Empecé a releer Si una
noche de invierno un viajero cuando supe que tenía dos nuevos lectores, pero
sobre todo porque si las obras literarias tuviesen temperatura en Calvino sería siempre primavera y yo
necesitaba un clima benigno. Empecé la novela pensando en ti, lectora que
escudriña aquí después de diez años de desaparición, ¡por algo se rompen las
hamacas! Creo que buscaba un tono con el que poder hablarte. Primero me puso muy
triste no merecer siquiera tu saludo, y luego me hizo pensar en los escondites,
nunca debería haber suficientes motivos como para esconderse, por eso me enfrenté a
una palabra de la que siempre ando evadida: celos. Soy tan taradita que no me
creerías, por mucho que lo dijeras: “no os puedo soportar juntas”, yo te quería
un montón y no te entendí hasta el otro
día. También pensé en Javier que me lee y me disfruta y le gusta que lo nombre y me lo dice, por eso
yo también se lo digo, porque la reciprocidad es un gusto. Todo tiende a
compensarse. Pero sobre todo estaba preguntándome, sigo haciéndolo, por el lector, y no sé de un sitio en el que
se explique mejor qué es un lector en todas sus versiones que en esa novela.

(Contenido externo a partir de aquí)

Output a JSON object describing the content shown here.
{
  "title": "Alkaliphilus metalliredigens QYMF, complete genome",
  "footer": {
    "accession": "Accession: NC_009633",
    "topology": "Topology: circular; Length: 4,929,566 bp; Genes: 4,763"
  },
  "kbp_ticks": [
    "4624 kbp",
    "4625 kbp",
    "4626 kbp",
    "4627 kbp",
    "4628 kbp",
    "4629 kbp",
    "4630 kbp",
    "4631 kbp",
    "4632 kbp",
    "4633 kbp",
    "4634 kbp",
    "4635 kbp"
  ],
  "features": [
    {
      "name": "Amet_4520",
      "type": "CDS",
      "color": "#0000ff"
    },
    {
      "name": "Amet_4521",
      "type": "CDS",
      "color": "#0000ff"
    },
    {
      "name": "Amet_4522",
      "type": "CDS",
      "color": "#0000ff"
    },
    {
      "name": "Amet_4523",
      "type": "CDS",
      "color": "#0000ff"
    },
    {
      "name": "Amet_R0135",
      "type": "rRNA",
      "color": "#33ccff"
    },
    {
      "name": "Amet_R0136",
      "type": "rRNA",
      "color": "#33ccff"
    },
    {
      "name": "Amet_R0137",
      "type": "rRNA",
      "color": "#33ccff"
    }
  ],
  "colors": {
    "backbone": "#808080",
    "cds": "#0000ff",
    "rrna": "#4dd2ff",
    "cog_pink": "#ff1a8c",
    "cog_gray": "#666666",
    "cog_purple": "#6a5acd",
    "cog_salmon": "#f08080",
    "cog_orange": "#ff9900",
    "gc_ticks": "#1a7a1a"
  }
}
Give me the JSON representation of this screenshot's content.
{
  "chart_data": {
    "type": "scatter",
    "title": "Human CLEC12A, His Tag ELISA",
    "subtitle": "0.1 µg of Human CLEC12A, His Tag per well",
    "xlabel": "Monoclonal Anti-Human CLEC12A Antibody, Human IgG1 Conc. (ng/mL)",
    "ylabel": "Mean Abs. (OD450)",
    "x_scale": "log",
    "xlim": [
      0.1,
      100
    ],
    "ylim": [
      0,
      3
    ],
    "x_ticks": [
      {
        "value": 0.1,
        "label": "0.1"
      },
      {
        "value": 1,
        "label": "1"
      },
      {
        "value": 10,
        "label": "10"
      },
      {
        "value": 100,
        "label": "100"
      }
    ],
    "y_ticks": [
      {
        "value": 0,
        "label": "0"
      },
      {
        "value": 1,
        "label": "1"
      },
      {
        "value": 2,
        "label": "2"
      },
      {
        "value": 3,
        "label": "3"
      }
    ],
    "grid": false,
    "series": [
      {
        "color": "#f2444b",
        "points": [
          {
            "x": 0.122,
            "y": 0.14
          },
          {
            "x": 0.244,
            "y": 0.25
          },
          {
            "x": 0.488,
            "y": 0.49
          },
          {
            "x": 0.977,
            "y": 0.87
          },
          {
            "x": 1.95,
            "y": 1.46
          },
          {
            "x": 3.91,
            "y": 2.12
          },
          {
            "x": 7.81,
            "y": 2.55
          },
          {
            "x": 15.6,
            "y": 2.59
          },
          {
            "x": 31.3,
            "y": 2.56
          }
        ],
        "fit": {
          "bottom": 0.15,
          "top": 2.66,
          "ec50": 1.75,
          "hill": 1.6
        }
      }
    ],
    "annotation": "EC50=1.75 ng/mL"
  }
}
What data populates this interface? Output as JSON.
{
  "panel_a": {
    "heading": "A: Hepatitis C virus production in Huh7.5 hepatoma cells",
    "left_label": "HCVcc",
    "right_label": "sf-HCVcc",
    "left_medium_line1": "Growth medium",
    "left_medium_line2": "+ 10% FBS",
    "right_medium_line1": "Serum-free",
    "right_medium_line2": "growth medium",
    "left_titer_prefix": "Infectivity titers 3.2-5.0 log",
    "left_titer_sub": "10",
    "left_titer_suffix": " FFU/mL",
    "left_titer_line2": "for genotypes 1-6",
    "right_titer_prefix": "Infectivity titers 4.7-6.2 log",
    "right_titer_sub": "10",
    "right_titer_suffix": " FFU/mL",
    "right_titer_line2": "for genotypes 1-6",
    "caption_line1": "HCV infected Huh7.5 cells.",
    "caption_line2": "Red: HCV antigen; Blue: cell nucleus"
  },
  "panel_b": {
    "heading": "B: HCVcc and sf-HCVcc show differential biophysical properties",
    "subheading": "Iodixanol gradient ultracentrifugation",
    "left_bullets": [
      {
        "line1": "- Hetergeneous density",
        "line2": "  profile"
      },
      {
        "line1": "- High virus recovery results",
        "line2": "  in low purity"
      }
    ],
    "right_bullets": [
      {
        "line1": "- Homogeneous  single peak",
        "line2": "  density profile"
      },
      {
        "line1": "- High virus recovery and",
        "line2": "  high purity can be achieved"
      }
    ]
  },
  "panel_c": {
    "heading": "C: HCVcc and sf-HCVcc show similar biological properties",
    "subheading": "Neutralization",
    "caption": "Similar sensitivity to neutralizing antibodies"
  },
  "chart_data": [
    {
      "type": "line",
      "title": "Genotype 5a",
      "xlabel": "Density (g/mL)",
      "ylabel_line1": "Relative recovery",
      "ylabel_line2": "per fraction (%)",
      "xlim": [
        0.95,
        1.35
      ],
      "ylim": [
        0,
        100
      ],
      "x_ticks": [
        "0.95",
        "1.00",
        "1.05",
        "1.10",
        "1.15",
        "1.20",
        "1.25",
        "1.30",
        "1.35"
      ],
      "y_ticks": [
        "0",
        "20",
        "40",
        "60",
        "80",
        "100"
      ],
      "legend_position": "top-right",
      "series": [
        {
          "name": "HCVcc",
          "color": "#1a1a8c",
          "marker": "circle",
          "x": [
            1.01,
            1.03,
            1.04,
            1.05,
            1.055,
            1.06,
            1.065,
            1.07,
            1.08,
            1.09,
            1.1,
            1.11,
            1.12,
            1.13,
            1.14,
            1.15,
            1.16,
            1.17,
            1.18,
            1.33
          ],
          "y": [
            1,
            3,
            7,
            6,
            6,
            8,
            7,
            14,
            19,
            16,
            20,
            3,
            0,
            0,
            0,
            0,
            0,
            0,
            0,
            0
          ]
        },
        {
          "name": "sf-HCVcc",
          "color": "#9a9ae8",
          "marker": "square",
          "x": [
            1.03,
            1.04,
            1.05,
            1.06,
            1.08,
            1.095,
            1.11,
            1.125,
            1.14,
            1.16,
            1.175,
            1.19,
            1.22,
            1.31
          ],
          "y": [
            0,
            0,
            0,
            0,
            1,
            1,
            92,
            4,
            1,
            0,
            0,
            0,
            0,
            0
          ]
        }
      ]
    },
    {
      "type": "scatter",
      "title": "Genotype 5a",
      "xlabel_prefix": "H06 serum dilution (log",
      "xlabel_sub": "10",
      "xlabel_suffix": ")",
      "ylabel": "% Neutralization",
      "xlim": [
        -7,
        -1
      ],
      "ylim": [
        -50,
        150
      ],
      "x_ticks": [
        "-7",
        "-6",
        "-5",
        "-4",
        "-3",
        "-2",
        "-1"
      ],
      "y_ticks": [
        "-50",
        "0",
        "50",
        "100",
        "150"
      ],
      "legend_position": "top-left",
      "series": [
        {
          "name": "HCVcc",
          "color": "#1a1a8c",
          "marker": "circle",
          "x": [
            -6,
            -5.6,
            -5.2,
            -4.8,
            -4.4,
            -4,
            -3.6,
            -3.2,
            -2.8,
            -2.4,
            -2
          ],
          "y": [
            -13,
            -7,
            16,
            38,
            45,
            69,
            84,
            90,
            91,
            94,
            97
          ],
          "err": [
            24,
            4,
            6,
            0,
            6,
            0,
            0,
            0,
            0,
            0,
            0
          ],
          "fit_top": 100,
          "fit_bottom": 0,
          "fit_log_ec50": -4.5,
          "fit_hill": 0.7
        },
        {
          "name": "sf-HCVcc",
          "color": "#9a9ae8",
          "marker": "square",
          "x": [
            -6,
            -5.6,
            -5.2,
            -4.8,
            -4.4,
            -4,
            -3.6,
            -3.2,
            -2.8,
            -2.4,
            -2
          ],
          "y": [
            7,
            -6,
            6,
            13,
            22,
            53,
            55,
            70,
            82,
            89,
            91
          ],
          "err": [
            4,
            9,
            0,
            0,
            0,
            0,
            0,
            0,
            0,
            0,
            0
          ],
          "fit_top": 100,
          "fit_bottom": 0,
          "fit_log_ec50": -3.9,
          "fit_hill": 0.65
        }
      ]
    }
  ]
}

Calvino me hizo otra vez la jugada, el capítulo que yo
recordaba al principio no estaba allí, apareció cuando ya me había convencido
de que era un capítulo que yo había inventado. Ahora ya no se lee por páginas,
en los artilugios digitales se lee por tantos por ciento, y tuve que esperar
hasta el ochenta por ciento por lo menos hasta que apareció Terminé de leer la
novela en la sala de espera del médico y volvió a jugar conmigo ese italiano: se
acababa la batería del ebook que además me había regalado Rafa, el médico, y yo
necesitaba más historias, ¡se podía hacer oreja desde dónde estaba sentada de
lo que ocurría en la consulta! ¡no iba a poder evitarlo! ¡me había transformado
en la lectora, necesitaba seguir oyendo y tengo oído de tísica!
Rafa salió a llamarnos por orden y me dejó para el final, para
poder hablar, me dijo por señas. Aguantó la batería del asunto justitito hasta
que salió la última paciente. La historia que seguía era la mía, me tenía que espiar, esas eras las reglas del juego, espiar al próximo cuando se terminara el libro (y
ese era un buen lugar, la consultas son el lugar idóneo para desmayarse y para
desdoblarse)
-Acabo de terminar de leer Si una noche de invierno un viajero. Es un libro de Italo Calvino…dije.
Y los dos nos lanzamos contra la pantalla del ordenador para
buscarlo.
-Y además quiero paroxetina, pienso incorrectísimamente y
lloro inopinadamente, y me relato mal, estoy susceptible, deseando
malinterpretar para hacerme la víctima.
-Te ha pasado algo
-No
-Algo te estarás ocultando.
-No te pongas lacaniano, soy crónica, hago café de recuelo,
recapto y recapto, que lo sé, somos química y necesito descansar, hace quince
años que no recaigo y no quiero recaer.
-Espera, miro. No hace quince, hace diez. Vale, pero media y
no me creo que estés deprimida
-Porque no estoy, hace un montón que no estoy. Oigo esta conversación como si la estuviera
escribiendo. Y tengo el personaje de la paciente probablemente deprimida de un médico estupendo del que además es amiga y a quien le encanta ver. ¡Cómo vas a creerte que estoy deprimida! Pero me tienes que creer.
-Vale, media. Por cierto que a mi me quedan dos motivos: las buenas conversaciones
y el buen tiempo. Y ahora dime ¿Por qué tengo que leer Si una noche de invierno un viajero?